Part of Halamish’s document was used by the Foreign Ministry in reports it submitted to the United Nations in January and July. IDF sources said the publication of a third report by the Foreign Ministry was under consideration, including updates from the ongoing Military Police investigations that the Military Advocate-General’s Office is overseeing.
“The report by Halamish basically debunks all of Goldstone’s accusations against the IDF,” a source familiar with the contents of the report said. “Its full publication would be beneficial for the State of Israel.”
The army investigated 400 complaints filed after Operation Cast Lead in 2009 and questioned more than 600 officers and soldiers, 20 of them under warning.

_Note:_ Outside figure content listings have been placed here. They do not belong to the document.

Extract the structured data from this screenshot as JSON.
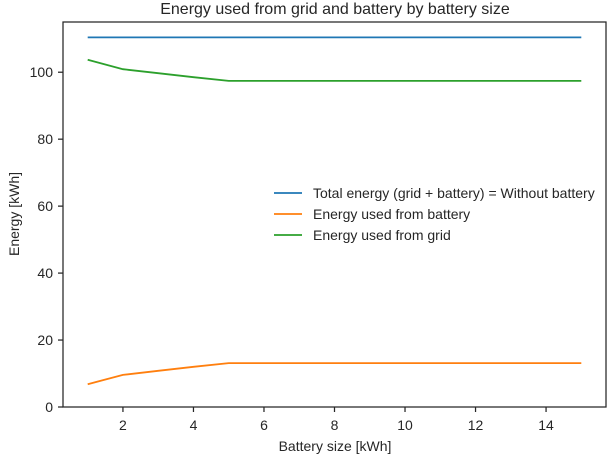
{
  "chart_data": {
    "type": "line",
    "title": "Energy used from grid and battery by battery size",
    "xlabel": "Battery size [kWh]",
    "ylabel": "Energy [kWh]",
    "xlim": [
      0.3,
      15.7
    ],
    "ylim": [
      0,
      115
    ],
    "xticks": [
      2,
      4,
      6,
      8,
      10,
      12,
      14
    ],
    "yticks": [
      0,
      20,
      40,
      60,
      80,
      100
    ],
    "grid": false,
    "legend_position": "center-right",
    "series": [
      {
        "name": "Total energy (grid + battery) = Without battery",
        "color": "#1f77b4",
        "x": [
          1,
          2,
          3,
          4,
          5,
          6,
          7,
          8,
          9,
          10,
          11,
          12,
          13,
          14,
          15
        ],
        "y": [
          110.4,
          110.4,
          110.4,
          110.4,
          110.4,
          110.4,
          110.4,
          110.4,
          110.4,
          110.4,
          110.4,
          110.4,
          110.4,
          110.4,
          110.4
        ]
      },
      {
        "name": "Energy used from battery",
        "color": "#ff7f0e",
        "x": [
          1,
          2,
          3,
          4,
          5,
          6,
          7,
          8,
          9,
          10,
          11,
          12,
          13,
          14,
          15
        ],
        "y": [
          6.8,
          9.6,
          10.8,
          12.0,
          13.1,
          13.1,
          13.1,
          13.1,
          13.1,
          13.1,
          13.1,
          13.1,
          13.1,
          13.1,
          13.1
        ]
      },
      {
        "name": "Energy used from grid",
        "color": "#2ca02c",
        "x": [
          1,
          2,
          3,
          4,
          5,
          6,
          7,
          8,
          9,
          10,
          11,
          12,
          13,
          14,
          15
        ],
        "y": [
          103.7,
          100.9,
          99.7,
          98.5,
          97.4,
          97.4,
          97.4,
          97.4,
          97.4,
          97.4,
          97.4,
          97.4,
          97.4,
          97.4,
          97.4
        ]
      }
    ]
  }
}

Out of the 400 complaints, 50 evolved into criminal investigations – led by the Military Police – and three into indictments, most recently in the case of two infantrymen from the Givati Brigade who were convicted last month of exceeding their authority by ordering a nine-year-old Palestinian boy to open bags they suspected might be booby-trapped during the offensive in Gaza.
One ongoing investigation has to do with the bombing of a house in northern Gaza that was approved by then-commander of the Givati Brigade Col. Ilan Malka and which killed 21 members of the Samouni family. Malka’s promotion has been put on hold due to the criminal investigation that Military Advocate-General Maj.-Gen. Avichai Mandelblit initiated several weeks ago.